Authorities were filling water sources in the national park at the rate of 100,000 litres per day, but even then, 20 to 40 elephants from the park have been coming out for water in two locations, Pa La Oo and Pa Deng, every evening. These are outside the forest and near farmlands.

They are being closely monitored. It is the same situation in several other smaller elephant habitats. All told, there are some 2,700 wild elephants in various habitats across the country; often the habitats are relatively small and surrounded by farms with plentiful water and attractive crops.

I recently visited a forest where the water holes were drying up. The slow-rising heat was stifling as I set out on a walk. Underfoot dry leaves crackled as I stooped below thorny branches, climbing slowly up the hill following a dry stream bed.

The small pools of water had dried up leaving only rock and brittle yellowed leaves. In the late afternoon heat, even the birds sat still, knowing somewhere, somehow, sometime, it must rain.

As I walked, a fragment of a book came back to me. During a time of terrible drought in the forest, Hathi, the big male elephant of Rudyard Kipling's The Jungle Book, announced a "water truce" in which all the animals of the forest, subduing natural instincts of predator and prey, gathered amicably at the last pool of water.

There is considerable artistic licence in the description, but it is a fact that wildlife must congregate near water.

That night, I slept in a light sleeping bag on the covered wooden deck of a cabin in a large clearing in the bamboo forest, next to some other small buildings and a field kitchen. This is the base of the park rangers who live here, occasionally going out to patrol the forest.

Deer wander around the clearing. Elephants often come by to drink; the rangers leave them alone, the elephants in return, leave them alone. Their objective is a water tank.

I awoke, startled by a loud noise. I later worked out that it came from a tin can knocked over by an elephant, but as I opened my eyes, there he was to my right, just a few metres away. It was a big tuskless bull.
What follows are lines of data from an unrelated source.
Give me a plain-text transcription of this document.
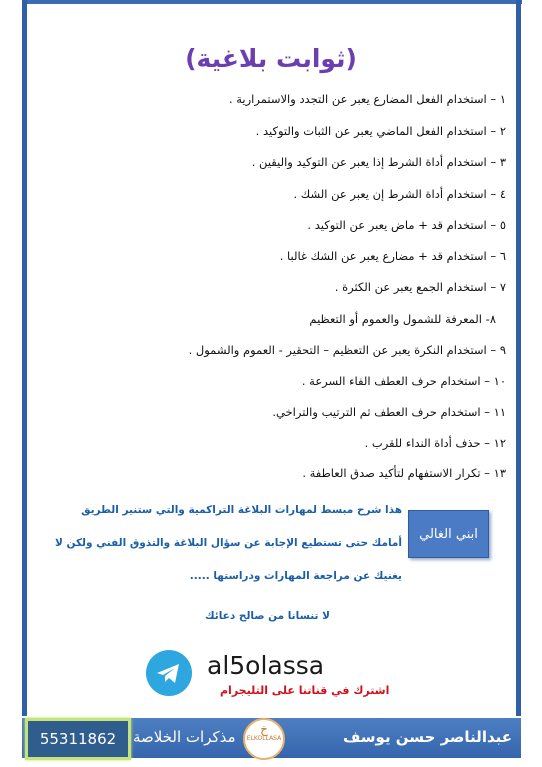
(ثوابت بلاغية)
١ – استخدام الفعل المضارع يعبر عن التجدد والاستمرارية .
٢ – استخدام الفعل الماضي يعبر عن الثبات والتوكيد .
٣ – استخدام أداة الشرط إذا يعبر عن التوكيد واليقين .
٤ – استخدام أداة الشرط إن يعبر عن الشك .
٥ – استخدام قد + ماض يعبر عن التوكيد .
٦ – استخدام قد + مضارع يعبر عن الشك غالبا .
٧ – استخدام الجمع يعبر عن الكثرة .
٨- المعرفة للشمول والعموم أو التعظيم
٩ – استخدام النكرة يعبر عن التعظيم – التحقير - العموم والشمول .
١٠ – استخدام حرف العطف الفاء السرعة .
١١ – استخدام حرف العطف ثم الترتيب والتراخي.
١٢ – حذف أداة النداء للقرب .
١٣ – تكرار الاستفهام لتأكيد صدق العاطفة .
ابني الغالي
هذا شرح مبسط لمهارات البلاغة التراكمية والتي ستنير الطريق
أمامك حتى تستطيع الإجابة عن سؤال البلاغة والتذوق الفني ولكن لا
يغنيك عن مراجعة المهارات ودراستها .....
لا تنسانا من صالح دعائك
al5olassa
اشترك في قناتنا على التليجرام
عبدالناصر حسن يوسف
خ
ELKOLLASA
مذكرات الخلاصة
55311862
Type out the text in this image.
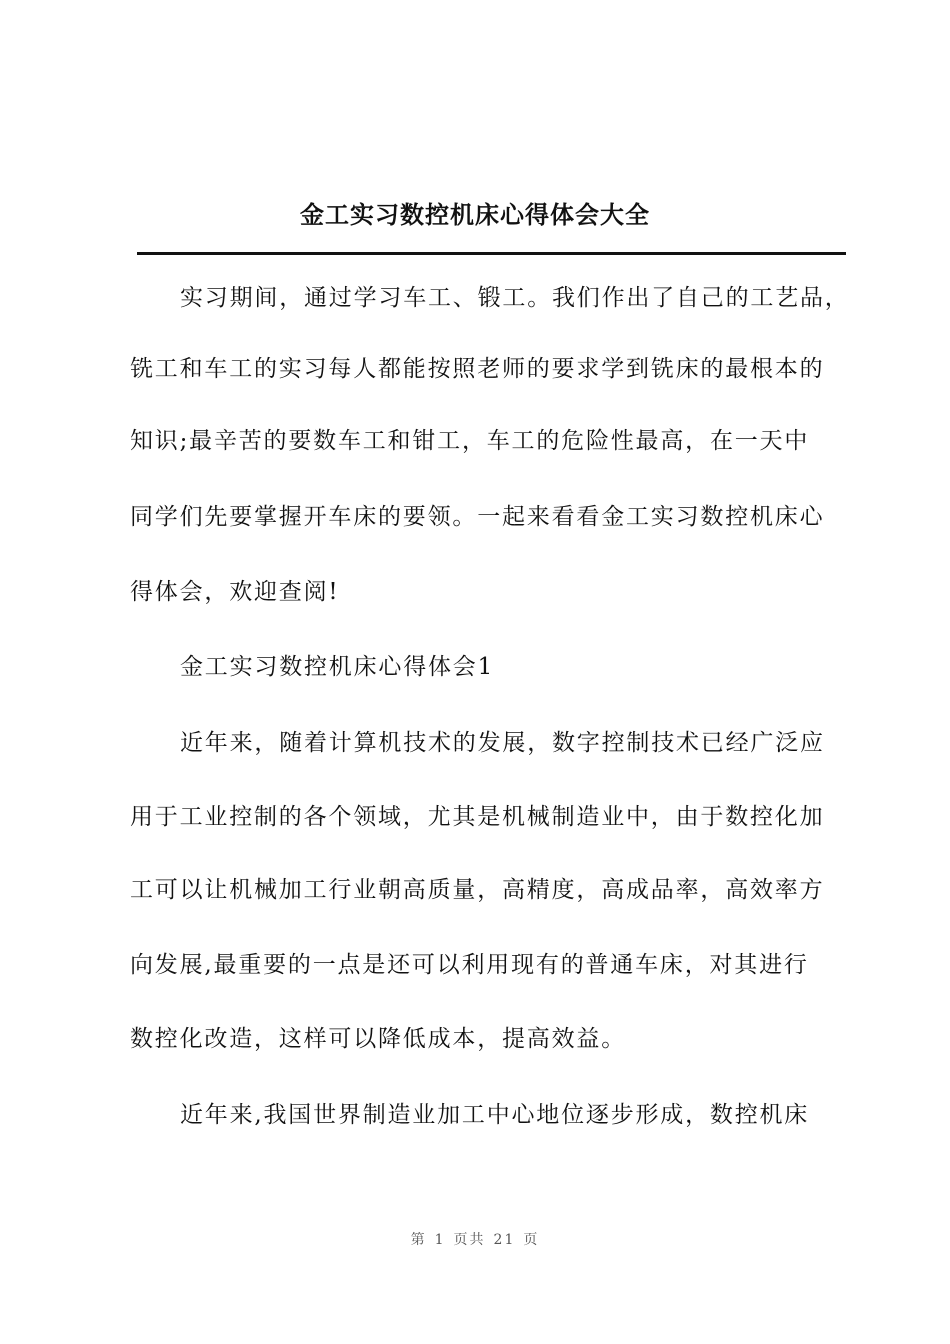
金工实习数控机床心得体会大全
实习期间，通过学习车工、锻工。我们作出了自己的工艺品，
铣工和车工的实习每人都能按照老师的要求学到铣床的最根本的
知识;最辛苦的要数车工和钳工，车工的危险性最高，在一天中
同学们先要掌握开车床的要领。一起来看看金工实习数控机床心
得体会，欢迎查阅!
金工实习数控机床心得体会1
近年来，随着计算机技术的发展，数字控制技术已经广泛应
用于工业控制的各个领域，尤其是机械制造业中，由于数控化加
工可以让机械加工行业朝高质量，高精度，高成品率，高效率方
向发展,最重要的一点是还可以利用现有的普通车床，对其进行
数控化改造，这样可以降低成本，提高效益。
近年来,我国世界制造业加工中心地位逐步形成，数控机床
第 1 页共 21 页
He was also in musth; I could smell the testosterone discharge from his temples. Bull elephants in musth become irritable and unpredictable.

I moved slightly, and he saw the movement and stopped, turning towards me and walking right up to the wooden platform. As he strode up, I inched a little to the left to put some distance between him and me, but then realised I could do little in a sleeping bag. I then froze.
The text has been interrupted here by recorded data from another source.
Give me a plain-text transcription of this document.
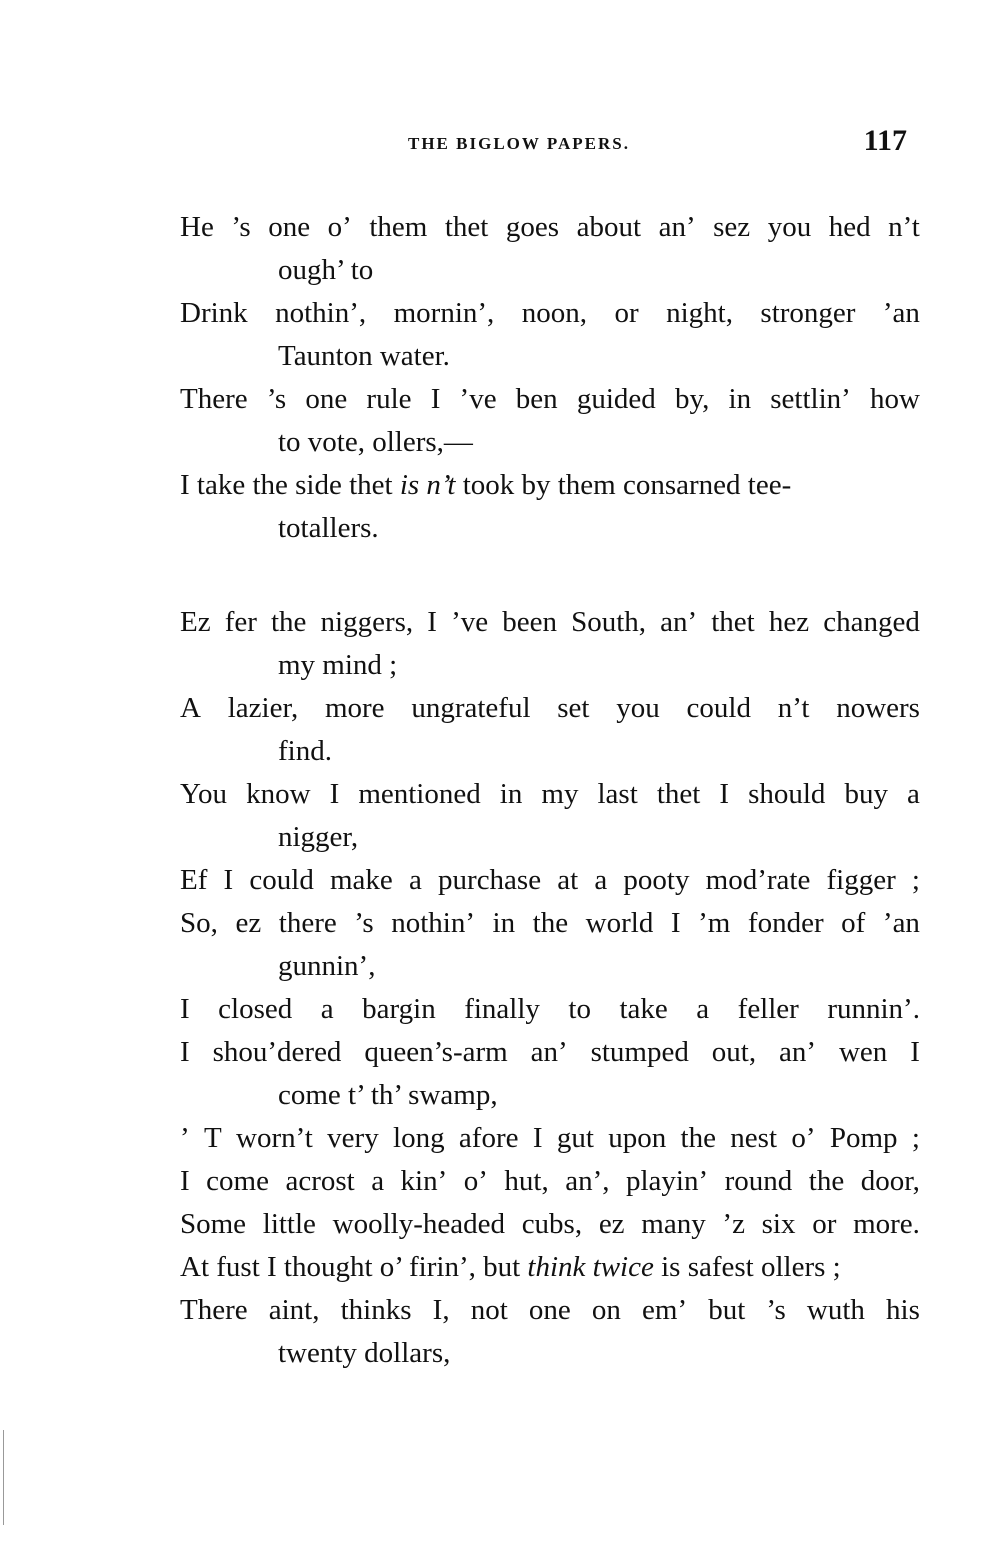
THE BIGLOW PAPERS.	117
He ’s one o’ them thet goes about an’ sez you hed n’t
ough’ to
Drink nothin’, mornin’, noon, or night, stronger ’an
Taunton water.
There ’s one rule I ’ve ben guided by, in settlin’ how
to vote, ollers,—
I take the side thet
is n’t
took by them consarned tee-
totallers.
Ez fer the niggers, I ’ve been South, an’ thet hez changed
my mind ;
A lazier, more ungrateful set you could n’t nowers
find.
You know I mentioned in my last thet I should buy a
nigger,
Ef I could make a purchase at a pooty mod’rate figger ;
So, ez there ’s nothin’ in the world I ’m fonder of ’an
gunnin’,
I closed a bargin finally to take a feller runnin’.
I shou’dered queen’s-arm an’ stumped out, an’ wen I
come t’ th’ swamp,
’ T worn’t very long afore I gut upon the nest o’ Pomp ;
I come acrost a kin’ o’ hut, an’, playin’ round the door,
Some little woolly-headed cubs, ez many ’z six or more.
At fust I thought o’ firin’, but
think twice
is safest ollers ;
There aint, thinks I, not one on em’ but ’s wuth his
twenty dollars,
He loomed over me, black against the moonlit sky, his trunk reaching out to check the flimsy wooden railing, and then reaching out to sniff me. I lay there looking at the end of his trunk just a metre away. My heart was hammering and my brain was racing with scenarios, but I didn't twitch. I meant no harm to the elephant and hoped he would sense that.

After an interminable time which must have realistically been about 15 seconds with his trunk checking me, he took a breath and turned aside, slightly withdrawing his trunk. He then reached with his trunk into a black drum a few feet away from my head, which had some water at the bottom of it. He sucked up two trunks full noisily, splashing water right next to me. I could see his eyeball; he was watching me all the time. I did not move.
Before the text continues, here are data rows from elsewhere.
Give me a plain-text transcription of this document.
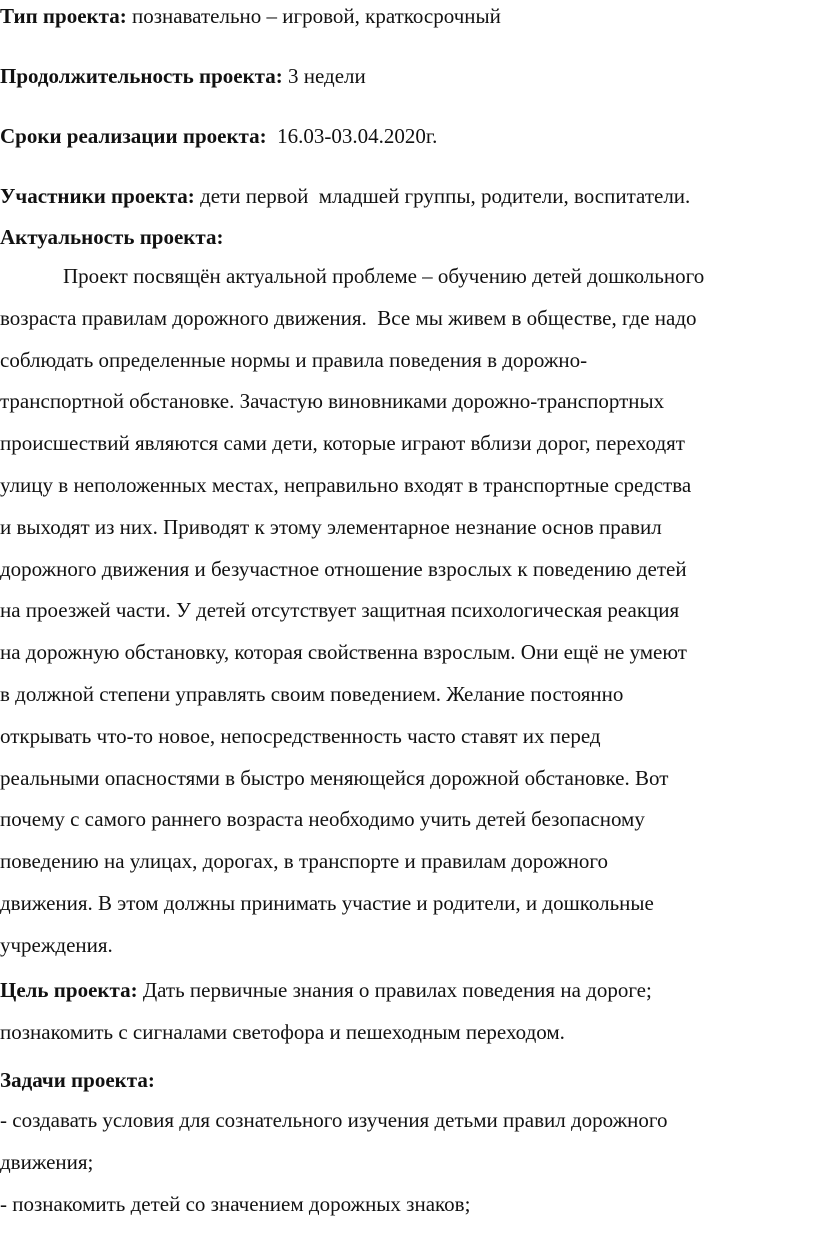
Тип проекта: познавательно – игровой, краткосрочный

Продолжительность проекта: 3 недели

Сроки реализации проекта: 16.03-03.04.2020г.

Участники проекта: дети первой  младшей группы, родители, воспитатели.

Актуальность проекта:

Проект посвящён актуальной проблеме – обучению детей дошкольного
возраста правилам дорожного движения.  Все мы живем в обществе, где надо
соблюдать определенные нормы и правила поведения в дорожно-
транспортной обстановке. Зачастую виновниками дорожно-транспортных
происшествий являются сами дети, которые играют вблизи дорог, переходят
улицу в неположенных местах, неправильно входят в транспортные средства
и выходят из них. Приводят к этому элементарное незнание основ правил
дорожного движения и безучастное отношение взрослых к поведению детей
на проезжей части. У детей отсутствует защитная психологическая реакция
на дорожную обстановку, которая свойственна взрослым. Они ещё не умеют
в должной степени управлять своим поведением. Желание постоянно
открывать что-то новое, непосредственность часто ставят их перед
реальными опасностями в быстро меняющейся дорожной обстановке. Вот
почему с самого раннего возраста необходимо учить детей безопасному
поведению на улицах, дорогах, в транспорте и правилам дорожного
движения. В этом должны принимать участие и родители, и дошкольные
учреждения.
Цель проекта: Дать первичные знания о правилах поведения на дороге;
познакомить с сигналами светофора и пешеходным переходом.

Задачи проекта:

- создавать условия для сознательного изучения детьми правил дорожного
движения;
- познакомить детей со значением дорожных знаков;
Then he backed off and walked around the back of the cabin and vanished into the night. Suddenly, there was a sound like a pistol shot; the next morning we found he had broken the windshield of one of the rangers' pickup trucks.

It was the most uniquely close encounter I have had with a wild elephant. These are conflict elephants, often venturing out into fields. Yet when not bothered, they are inherently placid and don't do any harm if they don't feel threatened.

Perhaps it had been our own water truce.